For months, the dollar had been supported by the idea that monetary policy in the United States was likely to normalize at a faster pace than in many advanced economies. Today, investors are increasingly confident about other parts of the world and are looking for economies where growth may surprise on the upside.

Goldman Sachs recently stated that the Eurozone will overtake the US economy over the next two years. “I think we’re seeing a transition in the currency markets. It has less to do with relative monetary policy and more with relative growth,” McIntyre said.

“It’s not going in a straight line…but at the end of 2022 the dollar will be weaker,” said McIntyre, who after being generally neutral on the dollar for months, began selling dollars to fund the move. purchase of higher yielding currencies.

McIntyre said he was long the Australian dollar and the Swedish krona.

Investors did not rush to buy dollars even as short-term US Treasury yields climbed. An early-year sell-off in bond markets has pushed 2-year yields up about 23 basis points this year. Lisa Shalett, chief investment officer at Morgan Stanley Wealth Management, noted that this goes against the trend in 2021.

“This could signal a regime shift in which the dollar peaks and begins to reflect a compression in relative growth and real returns against the rest of the world,” Shalett said in a note.

The dollar could come under more pressure if global equities start attracting money from the United States, said Brian Rose, senior economist at UBS Global Wealth Management, noting that the greenback was supported last year by strong capital flows to Wall Street.

International equity indices that have started well this year include India’s S&P BSE Sensex Index (.BSESN), up 4.3%, Britain’s blue-chip FTSE 100 Index (.FTSE), up 2 .4% and the Hong Kong Hang Seng Index. (.HSI), up 3.1%. The S&P 500 Index (.SPX) is down 4.0%.

“International investors hold a huge amount of dollar assets,” Rose said. “We have long believed that the dollar is vulnerable to capital flows that suddenly reverse.”

Paresh Upadhyaya, director of FX strategy at Amundi Pioneer, believes the dollar’s safe haven allure could falter if COVID-19 becomes less deadly and investors worry less about serious economic ramifications.

“If we make this transition, all of a sudden the risks to growth go down,” Upadhyaya said.

“The dollar loses that flight to the shine of quality,” he said.


Upadhyaya, however, has a health warning for those looking to jump on the dollar bear market wagon, he said.

Markets may not have priced in the full extent of possible Fed aggressiveness, including the potential some investors see for a 50 basis point interest rate hike as early as March, a said Upadhyaya.

“Given how quickly the Fed has reacted in terms of policy easing … I also wouldn’t rule out the possibility that the Fed could increase aggressively,” he said.
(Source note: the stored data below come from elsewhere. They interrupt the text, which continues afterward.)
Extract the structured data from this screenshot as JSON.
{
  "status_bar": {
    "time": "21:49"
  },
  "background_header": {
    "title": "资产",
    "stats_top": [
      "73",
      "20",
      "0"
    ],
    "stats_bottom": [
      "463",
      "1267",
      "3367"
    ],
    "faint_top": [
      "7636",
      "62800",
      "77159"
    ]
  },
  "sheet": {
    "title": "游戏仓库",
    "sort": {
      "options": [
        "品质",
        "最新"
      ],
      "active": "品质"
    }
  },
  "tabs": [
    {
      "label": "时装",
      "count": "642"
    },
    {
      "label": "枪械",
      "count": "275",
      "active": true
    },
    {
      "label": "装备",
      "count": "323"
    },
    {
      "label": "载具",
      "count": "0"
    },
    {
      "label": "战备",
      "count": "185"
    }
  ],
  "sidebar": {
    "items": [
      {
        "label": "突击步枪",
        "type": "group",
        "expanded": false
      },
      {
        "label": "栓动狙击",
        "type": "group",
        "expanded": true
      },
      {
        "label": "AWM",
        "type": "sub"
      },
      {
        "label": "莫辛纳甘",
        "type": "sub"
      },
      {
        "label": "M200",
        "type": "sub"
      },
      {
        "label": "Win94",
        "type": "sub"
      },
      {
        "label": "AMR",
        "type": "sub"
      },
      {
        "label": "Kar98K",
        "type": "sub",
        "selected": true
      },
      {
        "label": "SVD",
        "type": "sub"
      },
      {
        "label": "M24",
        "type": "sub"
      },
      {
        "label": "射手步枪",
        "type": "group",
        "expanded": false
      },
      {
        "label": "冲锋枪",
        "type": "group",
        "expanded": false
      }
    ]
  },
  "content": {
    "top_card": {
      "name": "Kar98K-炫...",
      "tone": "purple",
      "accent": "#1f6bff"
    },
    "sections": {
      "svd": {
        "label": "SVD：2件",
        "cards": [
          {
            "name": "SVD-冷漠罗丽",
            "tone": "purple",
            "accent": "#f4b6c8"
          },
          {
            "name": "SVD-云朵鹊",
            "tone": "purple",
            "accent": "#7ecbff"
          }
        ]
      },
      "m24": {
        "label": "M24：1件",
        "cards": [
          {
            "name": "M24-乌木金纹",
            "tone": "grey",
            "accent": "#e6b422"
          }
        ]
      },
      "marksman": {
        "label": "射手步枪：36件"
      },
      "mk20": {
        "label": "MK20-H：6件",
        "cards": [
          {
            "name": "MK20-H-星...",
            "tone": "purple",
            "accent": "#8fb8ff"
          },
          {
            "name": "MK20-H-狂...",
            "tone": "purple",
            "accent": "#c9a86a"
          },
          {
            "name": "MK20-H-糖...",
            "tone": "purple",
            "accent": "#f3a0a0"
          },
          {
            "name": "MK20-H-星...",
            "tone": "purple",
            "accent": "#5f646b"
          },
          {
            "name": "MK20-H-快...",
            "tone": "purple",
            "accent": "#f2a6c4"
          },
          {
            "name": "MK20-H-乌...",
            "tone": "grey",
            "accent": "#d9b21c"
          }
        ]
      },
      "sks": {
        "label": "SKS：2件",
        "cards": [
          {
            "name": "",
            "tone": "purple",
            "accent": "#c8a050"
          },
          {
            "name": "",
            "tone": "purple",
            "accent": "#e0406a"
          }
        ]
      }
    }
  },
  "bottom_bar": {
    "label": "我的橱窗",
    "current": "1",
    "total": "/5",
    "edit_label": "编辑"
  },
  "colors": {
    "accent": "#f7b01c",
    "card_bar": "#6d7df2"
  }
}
A more aggressive Fed could also bolster dollar-biased carry trades, a strategy in which investors sell low-yielding currencies to buy higher-yielding ones and pocket the difference, HSBC analysts said in a note. last week.

Indeed, some investors used last week’s dollar weakness as a buying opportunity.

“We’ve seen some clients buying dollars opportunistically during this pullback,” said Peter Ng, senior FX trader at Silicon Valley Bank.

Despite the recent wobble in the dollar, the spread between treasuries and German 10-year yields is 185 basis points, about as supportive of the dollar as it was two months ago.

“The start of 2022 has been difficult for the USD, but we view the fashionable disregard for relative monetary policy as unsustainable,” HSBC analysts said.